Results such as these are important for the future clinical application of
porcine organs as xenografts.
The future Although the debate over the risk posed by the infection potential of xenotransplantation
is ongoing, the factors driving its development approaches are more pressing
than ever. The need for human organs is simply increasing faster than their
availability. Validation for the approach will come with continued improvements
in the battle against rejection of xenografts. An interesting approach is
that of using retroviral gene therapy to inhibit the production of xenoreactive
antibodies, which are involved in the hyperacute and delayed types of rejection.

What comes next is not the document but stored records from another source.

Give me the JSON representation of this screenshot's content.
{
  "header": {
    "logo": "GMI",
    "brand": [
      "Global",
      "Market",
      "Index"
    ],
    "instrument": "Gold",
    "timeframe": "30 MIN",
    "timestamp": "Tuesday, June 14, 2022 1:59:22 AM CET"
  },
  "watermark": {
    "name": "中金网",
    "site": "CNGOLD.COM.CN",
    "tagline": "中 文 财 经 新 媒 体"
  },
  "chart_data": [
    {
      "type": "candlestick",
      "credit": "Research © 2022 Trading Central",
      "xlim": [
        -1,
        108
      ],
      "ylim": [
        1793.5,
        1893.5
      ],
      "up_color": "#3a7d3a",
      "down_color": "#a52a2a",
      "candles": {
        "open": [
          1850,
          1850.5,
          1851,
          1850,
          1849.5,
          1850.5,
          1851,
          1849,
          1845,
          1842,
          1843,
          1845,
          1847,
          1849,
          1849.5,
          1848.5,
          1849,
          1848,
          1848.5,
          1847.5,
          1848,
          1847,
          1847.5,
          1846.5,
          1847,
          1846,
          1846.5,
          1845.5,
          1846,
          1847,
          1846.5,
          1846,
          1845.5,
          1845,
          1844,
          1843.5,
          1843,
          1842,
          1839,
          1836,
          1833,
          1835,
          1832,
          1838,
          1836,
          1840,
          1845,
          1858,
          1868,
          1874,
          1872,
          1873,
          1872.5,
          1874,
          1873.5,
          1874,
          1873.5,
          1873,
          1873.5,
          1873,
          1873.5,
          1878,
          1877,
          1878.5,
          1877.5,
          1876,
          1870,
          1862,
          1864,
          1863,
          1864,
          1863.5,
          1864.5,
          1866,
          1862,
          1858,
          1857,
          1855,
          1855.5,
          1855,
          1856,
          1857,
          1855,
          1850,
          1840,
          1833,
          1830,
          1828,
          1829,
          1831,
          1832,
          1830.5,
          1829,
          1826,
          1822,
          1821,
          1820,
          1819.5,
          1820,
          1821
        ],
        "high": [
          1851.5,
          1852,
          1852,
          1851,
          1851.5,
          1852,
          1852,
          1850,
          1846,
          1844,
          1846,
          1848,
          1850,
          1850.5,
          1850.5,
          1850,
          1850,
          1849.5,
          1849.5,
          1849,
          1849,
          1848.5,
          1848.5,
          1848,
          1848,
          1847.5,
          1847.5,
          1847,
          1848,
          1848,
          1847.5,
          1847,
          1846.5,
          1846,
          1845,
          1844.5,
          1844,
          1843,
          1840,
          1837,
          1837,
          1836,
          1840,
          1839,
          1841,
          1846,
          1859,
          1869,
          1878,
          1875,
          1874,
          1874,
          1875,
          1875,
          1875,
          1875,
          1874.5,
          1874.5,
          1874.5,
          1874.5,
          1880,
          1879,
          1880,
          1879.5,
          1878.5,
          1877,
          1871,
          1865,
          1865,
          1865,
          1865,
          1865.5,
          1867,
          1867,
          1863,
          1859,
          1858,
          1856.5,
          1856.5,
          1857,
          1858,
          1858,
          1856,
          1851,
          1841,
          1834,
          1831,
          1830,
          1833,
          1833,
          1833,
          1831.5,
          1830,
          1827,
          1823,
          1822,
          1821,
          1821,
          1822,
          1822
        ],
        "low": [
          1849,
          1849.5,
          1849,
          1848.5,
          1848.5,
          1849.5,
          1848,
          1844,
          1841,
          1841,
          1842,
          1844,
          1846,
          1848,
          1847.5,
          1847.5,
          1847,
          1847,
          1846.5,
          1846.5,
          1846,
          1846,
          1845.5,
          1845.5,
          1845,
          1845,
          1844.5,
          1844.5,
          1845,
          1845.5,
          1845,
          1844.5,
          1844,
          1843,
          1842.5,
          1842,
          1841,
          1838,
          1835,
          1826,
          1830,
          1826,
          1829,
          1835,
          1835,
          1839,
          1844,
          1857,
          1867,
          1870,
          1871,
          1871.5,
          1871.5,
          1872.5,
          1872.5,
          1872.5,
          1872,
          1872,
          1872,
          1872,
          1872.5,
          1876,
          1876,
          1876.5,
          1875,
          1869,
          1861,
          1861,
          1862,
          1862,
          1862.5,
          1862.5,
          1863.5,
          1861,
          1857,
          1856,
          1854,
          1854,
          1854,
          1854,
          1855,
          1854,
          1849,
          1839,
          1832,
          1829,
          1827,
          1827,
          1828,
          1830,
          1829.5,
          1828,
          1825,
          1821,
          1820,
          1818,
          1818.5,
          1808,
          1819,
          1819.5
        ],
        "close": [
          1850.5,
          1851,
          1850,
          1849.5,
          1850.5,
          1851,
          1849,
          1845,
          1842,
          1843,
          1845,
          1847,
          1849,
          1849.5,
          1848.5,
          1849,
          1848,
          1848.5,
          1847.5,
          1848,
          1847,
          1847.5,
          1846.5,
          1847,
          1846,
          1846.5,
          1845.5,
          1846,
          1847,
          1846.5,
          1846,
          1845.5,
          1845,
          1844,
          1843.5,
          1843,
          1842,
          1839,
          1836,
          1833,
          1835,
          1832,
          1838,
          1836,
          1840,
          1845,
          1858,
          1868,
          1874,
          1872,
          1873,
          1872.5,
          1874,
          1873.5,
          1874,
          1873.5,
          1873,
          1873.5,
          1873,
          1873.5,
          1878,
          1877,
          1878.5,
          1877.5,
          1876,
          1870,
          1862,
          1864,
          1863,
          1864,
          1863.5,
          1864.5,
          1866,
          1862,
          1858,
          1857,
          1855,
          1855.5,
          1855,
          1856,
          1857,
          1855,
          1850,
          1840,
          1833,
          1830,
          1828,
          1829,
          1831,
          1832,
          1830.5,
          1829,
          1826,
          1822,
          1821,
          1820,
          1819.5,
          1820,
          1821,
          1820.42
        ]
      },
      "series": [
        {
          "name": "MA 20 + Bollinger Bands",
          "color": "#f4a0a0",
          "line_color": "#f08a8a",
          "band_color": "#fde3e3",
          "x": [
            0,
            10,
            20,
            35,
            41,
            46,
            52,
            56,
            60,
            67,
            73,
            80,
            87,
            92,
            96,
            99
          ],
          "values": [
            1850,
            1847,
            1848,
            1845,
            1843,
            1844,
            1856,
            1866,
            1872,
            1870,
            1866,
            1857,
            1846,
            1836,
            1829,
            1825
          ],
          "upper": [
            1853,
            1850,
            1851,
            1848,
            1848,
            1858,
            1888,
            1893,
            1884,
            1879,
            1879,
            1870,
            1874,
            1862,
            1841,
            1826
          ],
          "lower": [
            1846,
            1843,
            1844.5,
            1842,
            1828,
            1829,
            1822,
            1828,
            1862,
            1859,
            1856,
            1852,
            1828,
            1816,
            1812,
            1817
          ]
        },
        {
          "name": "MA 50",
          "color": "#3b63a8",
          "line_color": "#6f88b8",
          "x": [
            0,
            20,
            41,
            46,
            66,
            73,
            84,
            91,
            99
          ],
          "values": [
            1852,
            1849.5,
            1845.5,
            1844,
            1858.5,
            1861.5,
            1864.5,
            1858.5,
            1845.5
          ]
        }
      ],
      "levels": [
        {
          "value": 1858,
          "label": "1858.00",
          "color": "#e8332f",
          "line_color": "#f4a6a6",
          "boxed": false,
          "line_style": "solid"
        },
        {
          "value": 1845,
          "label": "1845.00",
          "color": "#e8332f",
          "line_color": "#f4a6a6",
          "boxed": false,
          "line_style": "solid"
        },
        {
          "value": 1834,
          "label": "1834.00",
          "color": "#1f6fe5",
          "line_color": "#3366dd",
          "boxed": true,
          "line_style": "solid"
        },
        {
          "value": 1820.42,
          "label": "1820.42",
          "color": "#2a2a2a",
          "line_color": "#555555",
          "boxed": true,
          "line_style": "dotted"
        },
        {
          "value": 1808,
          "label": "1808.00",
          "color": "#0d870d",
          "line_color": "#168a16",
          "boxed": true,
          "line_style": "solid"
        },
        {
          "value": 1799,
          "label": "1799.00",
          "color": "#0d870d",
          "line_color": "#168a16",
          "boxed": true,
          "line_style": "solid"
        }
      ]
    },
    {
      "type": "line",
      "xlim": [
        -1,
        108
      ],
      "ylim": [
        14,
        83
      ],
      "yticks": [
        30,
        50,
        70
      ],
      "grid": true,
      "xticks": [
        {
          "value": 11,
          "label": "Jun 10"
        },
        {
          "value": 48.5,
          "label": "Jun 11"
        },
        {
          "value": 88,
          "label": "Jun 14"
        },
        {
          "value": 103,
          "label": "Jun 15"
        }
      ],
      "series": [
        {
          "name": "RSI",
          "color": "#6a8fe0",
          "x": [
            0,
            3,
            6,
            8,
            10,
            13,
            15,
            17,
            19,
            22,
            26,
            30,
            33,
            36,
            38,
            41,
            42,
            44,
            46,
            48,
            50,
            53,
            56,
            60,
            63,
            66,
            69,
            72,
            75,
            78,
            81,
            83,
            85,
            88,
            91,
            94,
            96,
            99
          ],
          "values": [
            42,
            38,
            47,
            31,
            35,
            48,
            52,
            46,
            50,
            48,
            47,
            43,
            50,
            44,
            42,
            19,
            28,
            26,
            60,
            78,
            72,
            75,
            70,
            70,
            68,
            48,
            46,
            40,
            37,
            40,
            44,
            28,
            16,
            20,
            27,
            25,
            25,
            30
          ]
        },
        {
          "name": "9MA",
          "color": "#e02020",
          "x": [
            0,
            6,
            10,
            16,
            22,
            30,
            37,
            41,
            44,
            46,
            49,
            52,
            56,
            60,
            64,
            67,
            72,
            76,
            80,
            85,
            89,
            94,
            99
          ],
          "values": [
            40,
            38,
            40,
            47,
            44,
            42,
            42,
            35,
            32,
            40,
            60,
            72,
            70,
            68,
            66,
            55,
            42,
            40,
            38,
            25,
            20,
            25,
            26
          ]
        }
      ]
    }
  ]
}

One study that holds significant promise reported the absence of such antibodies
in an animal model when bone marrow was genetically modified to produce the
enzyme that actually makes the Gal epitope. Production of this epitope
thus rendered the animal tolerant16.
In the future, cells, instead of whole organs, will be used for a variety
of major organ diseases. A recent report describes the xenotransplantation
of immortalized human hepatocytes in rats suffering from experimental acute
liver failure17, and these approaches will continue to be explored
in the future. Complementing these approaches will be continued advances in
encapsulation technology itself, including agarose/polystyrene sulfonic acid
constructs18 and others, which will broaden the range of cells
that can be used for these purposes.
On another front, researchers are trying to modify genetically the pig
organ donors themselves, so that they do not present the critical epitopes
identified and linked with rejection phenomena. It is believed that a combination
of genetic engineering of xenograft tissue to underexpress or eliminate the
expression of such antigens, coupled with tolerance conditioning of the recipient
by chimeric or genetically engineered bone marrow, will help overcome these
difficulties19. The future will continue to see innovations
such as modifying xenograft organs by gene therapy approaches to improve the
immune characteristics, efficiency and therefore longevity of these organs
and their hosts20.
Finally, both the US and the UK are proceeding with the establishment of
oversight groups and guidelines to monitor and regulate clinical trials, as
well as to continue and increase the public debate over the risks posed by
the procedure.
Conclusions Xenotransplantation, a field with a 30-year history, has received renewed
attention recently as a result of promising clinical efforts. It addresses
an acute shortage of organs for transplantation, but has a long way to go
before it is an accepted and even routine clinical therapy. What makes it
attractive is that it potentially obviates the agonizing and uncertain wait
for organs, and also that it offers potential treatments for currently intractable
degenerative disorders. The concept has generated a great deal of healthy
skepticism with regard to the potential risks for novel infections. Efforts
are increasing to address the challenges posed by the various forms of rejection
of xenotransplants, and the early results are deepening our understanding
of the underlying mechanisms, as well as helping to define the exact nature
of the risks involved. Society's need, in conjunction with clinical efforts
and corporate interest in this area, promise to keep xenotransplantation in
the limelight as a technology to watch.